Darcy hoffte, man würde ihm seinen Schreck und sein Entsetzen nicht anmerken. Es war kaum zu glauben, dass der Mann, der die Kraft aufgebracht hatte, kerzengerade in der Anklagebank zu stehen und mit klarer, fester Stimme seine Unschuld zu beteuern, derselbe Wickham gewesen war, der jetzt vor ihnen stand. Er wirkte wie geschrumpft, die Kleider, die er vor Gericht getragen hatte, schienen ihm jetzt viel zu groß zu sein, schäbige, billige, schlecht sitzende Sachen für einen Mann, von dem man nicht erwartet hatte, dass er sie lange tragen würde.
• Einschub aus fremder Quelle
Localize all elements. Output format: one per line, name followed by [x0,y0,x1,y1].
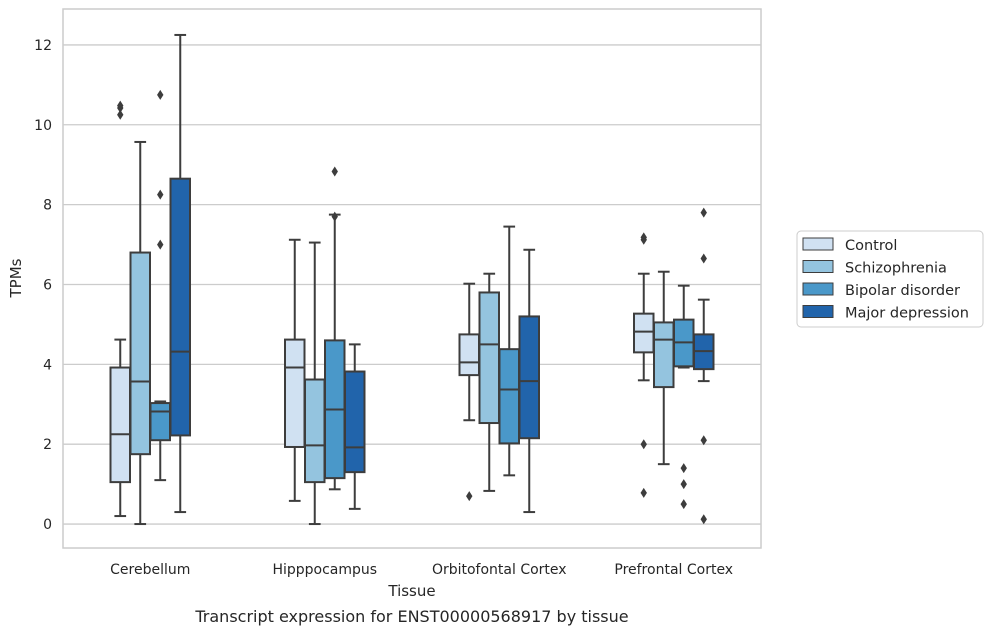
box-major-depression [169,33,191,514]
x-tick-label: Hipppocampus [272,562,377,578]
legend-label: Bipolar disorder [845,283,960,299]
box-control [633,232,655,498]
x-tick-label: Prefrontal Cortex [614,562,733,578]
box-body [304,378,326,484]
y-tick-label: 0 [43,517,52,533]
outlier-point [700,207,707,218]
box-body [478,291,500,425]
box-major-depression [344,343,366,510]
chart-caption: Transcript expression for ENST0000056891… [194,607,628,626]
legend-label: Schizophrenia [845,261,947,277]
outlier-point [640,487,647,498]
box-bipolar-disorder [673,284,695,510]
box-body [344,370,366,474]
x-axis-label: Tissue [387,582,435,600]
box-body [518,315,540,440]
outlier-point [331,166,338,177]
outlier-point [157,189,164,200]
x-tick-labels: Cerebellum Hipppocampus Orbitofontal Corte… [110,562,733,578]
box-bipolar-disorder [324,166,346,491]
y-tick-label: 6 [43,277,52,293]
box-major-depression [518,248,540,514]
y-tick-label: 8 [43,198,52,214]
outlier-point [157,239,164,250]
box-control [284,238,306,502]
y-tick-labels: 0 2 4 6 8 10 12 [34,38,52,533]
outlier-point [700,253,707,264]
box-control [458,282,480,502]
x-tick-label: Cerebellum [110,562,190,578]
legend-swatch [802,260,834,273]
box-body [458,333,480,377]
outlier-point [680,479,687,490]
box-schizophrenia [129,140,151,526]
y-tick-label: 2 [43,437,52,453]
outlier-point [640,439,647,450]
box-major-depression [693,207,715,525]
box-schizophrenia [653,270,675,466]
outlier-point [331,211,338,222]
box-control [109,100,131,518]
box-body [498,348,520,445]
y-tick-label: 12 [34,38,52,54]
box-bipolar-disorder [498,225,520,477]
outlier-point [700,514,707,525]
box-body [169,177,191,437]
legend-label: Major depression [845,306,969,322]
box-schizophrenia [478,272,500,492]
box-bipolar-disorder [149,89,171,482]
x-tick-label: Orbitofontal Cortex [432,562,567,578]
box-body [109,366,131,484]
box-body [653,321,675,389]
y-tick-label: 10 [34,118,52,134]
outlier-point [680,463,687,474]
legend-swatch [802,305,834,318]
y-axis-label: TPMs [7,258,25,298]
outlier-point [117,100,124,111]
box-body [284,338,306,448]
legend: Control Schizophrenia Bipolar disorder Majo… [796,230,984,328]
boxes-layer [109,33,715,526]
y-tick-label: 4 [43,357,52,373]
box-body [129,251,151,456]
outlier-point [117,109,124,120]
legend-swatch [802,237,834,251]
plot-frame [62,8,762,549]
outlier-point [700,435,707,446]
box-body [149,402,171,442]
outlier-point [680,499,687,510]
legend-label: Control [845,238,897,254]
legend-frame [796,230,984,328]
box-body [633,312,655,354]
outlier-point [640,232,647,243]
outlier-point [157,89,164,100]
legend-swatch [802,282,834,296]
grid-lines [63,44,761,525]
outlier-point [466,491,473,502]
Sein Gesicht war noch von der ungesunden Gefängnisblässe gezeichnet, doch als Darcy ihm kurz in die Augen sah, blitzte in dem berechnenden, verächtlichen Blick der alte Wickham auf. Allem voran aber wirkte er so erschöpft, als hätten das Entsetzen über den Schuldspruch und die Erleichterung über die gewährte Gnade mehr Kraft verbraucht, als ein Menschenkörper besaß. Doch es gab ihn noch, den alten Wickham, und Darcy erkannte, wie tapfer und angestrengt er aufrecht zu stehen und sich dem, was nun kam, zu stellen versuchte.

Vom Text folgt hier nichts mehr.